Third, the study offers practical implications for policymakers and industry actors. Successful integration requires coordinated regulatory reform, targeted infrastructure investment at rail hubs and interoperable digital platforms capable of supporting multimodal coordination. For developing economies in particular, Rail-CL integration presents a potentially scalable pathway toward low-carbon and inclusive urban freight systems.
Overall, the findings position Rail-CL integration as a promising yet underdeveloped strategy for enhancing freight efficiency, sustainability and system resilience. The study contributes original insight by clarifying current knowledge boundaries and defining priority directions for research, policy and practice.

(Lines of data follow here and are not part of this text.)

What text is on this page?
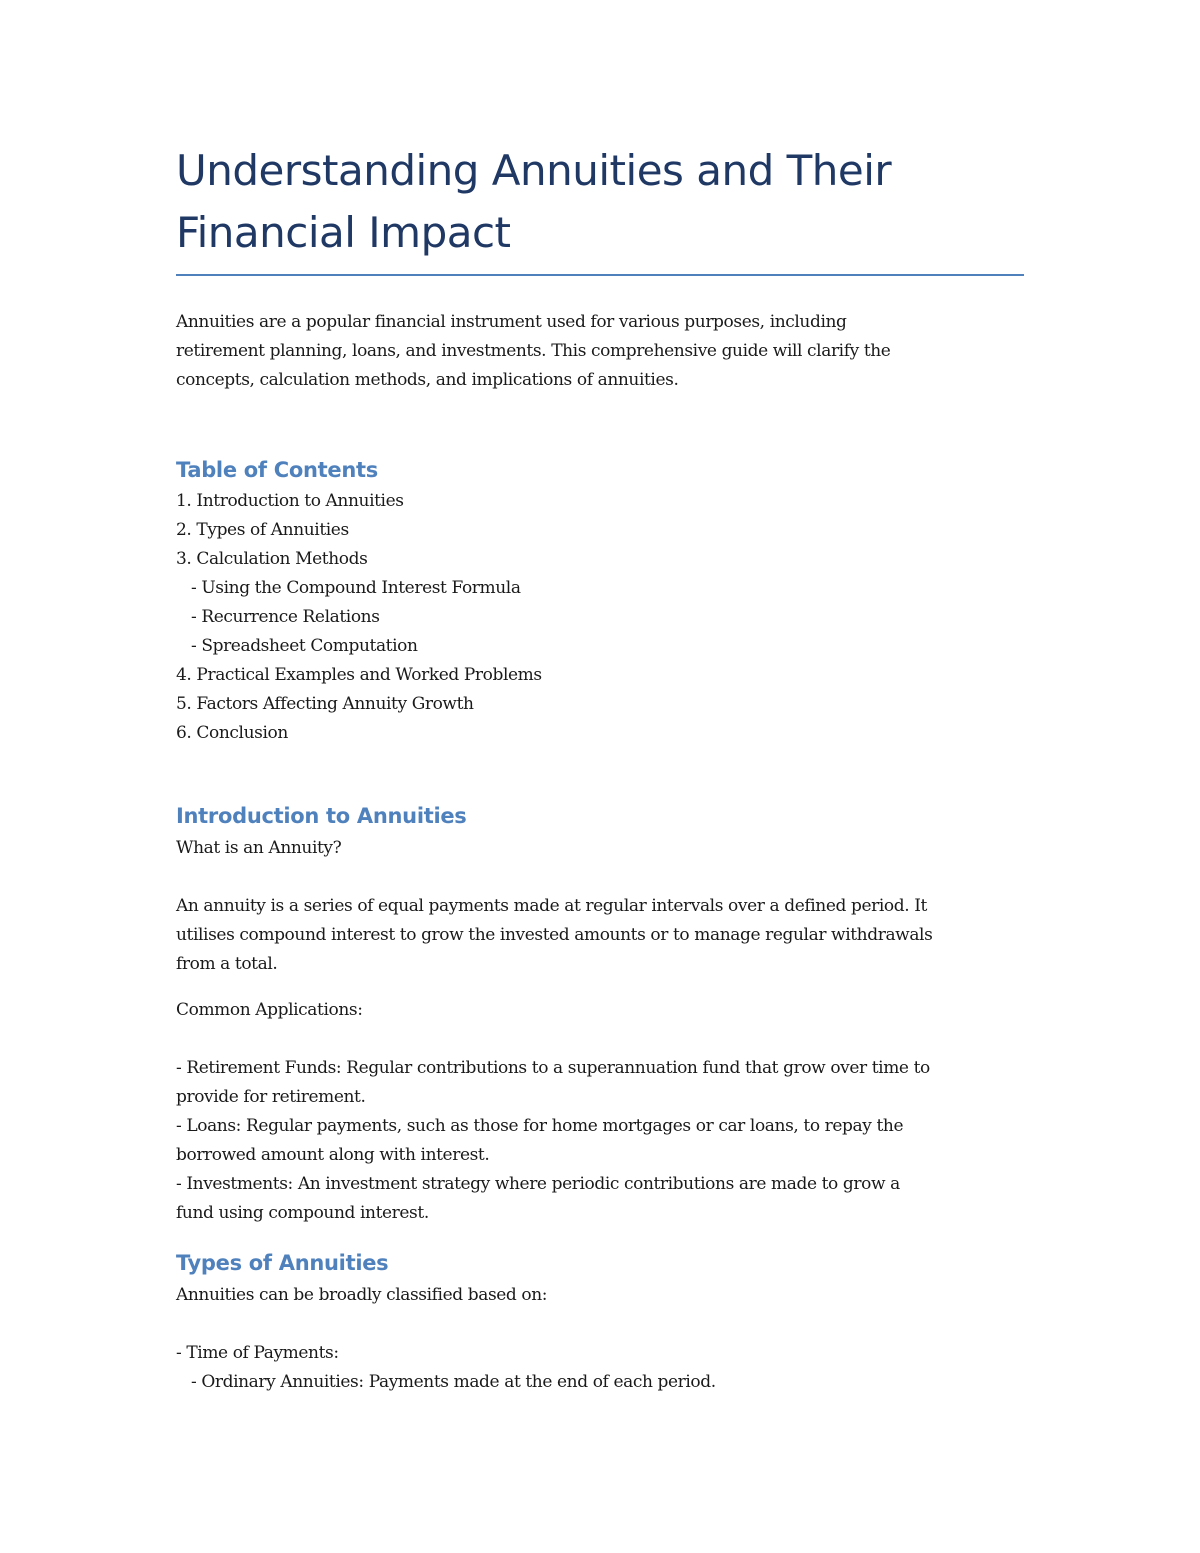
Understanding Annuities and Their Financial Impact

Annuities are a popular financial instrument used for various purposes, including
retirement planning, loans, and investments. This comprehensive guide will clarify the
concepts, calculation methods, and implications of annuities.

Table of Contents
1. Introduction to Annuities
2. Types of Annuities
3. Calculation Methods
- Using the Compound Interest Formula
- Recurrence Relations
- Spreadsheet Computation
4. Practical Examples and Worked Problems
5. Factors Affecting Annuity Growth
6. Conclusion
Introduction to Annuities

What is an Annuity?

An annuity is a series of equal payments made at regular intervals over a defined period. It
utilises compound interest to grow the invested amounts or to manage regular withdrawals
from a total.

Common Applications:

- Retirement Funds: Regular contributions to a superannuation fund that grow over time to
provide for retirement.
- Loans: Regular payments, such as those for home mortgages or car loans, to repay the
borrowed amount along with interest.
- Investments: An investment strategy where periodic contributions are made to grow a
fund using compound interest.

Types of Annuities

Annuities can be broadly classified based on:

- Time of Payments:
- Ordinary Annuities: Payments made at the end of each period.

5.3 Limitations and future research directions
This review is subject to some limitations. The analysis was restricted to English-language, peer-reviewed publications from 2009 to 2025, potentially excluding relevant grey and non-English literature. The dominance of conceptual and simulation-based studies limits empirical generalizability, while the geographic concentration on developed regions constrains applicability to developing countries' contexts. Although the MMAT-based appraisal followed a structured dual-review process, some degree of subjectivity remains.
Future research should prioritize empirical validation through pilot implementations and real-world case studies, particularly in developing economies. Longitudinal and large-scale experimental designs are needed to assess operational feasibility and sustainability performance. Further work is also required on first-mile logistics integration, governance of digital CL platforms and regulatory frameworks to support multimodal coordination.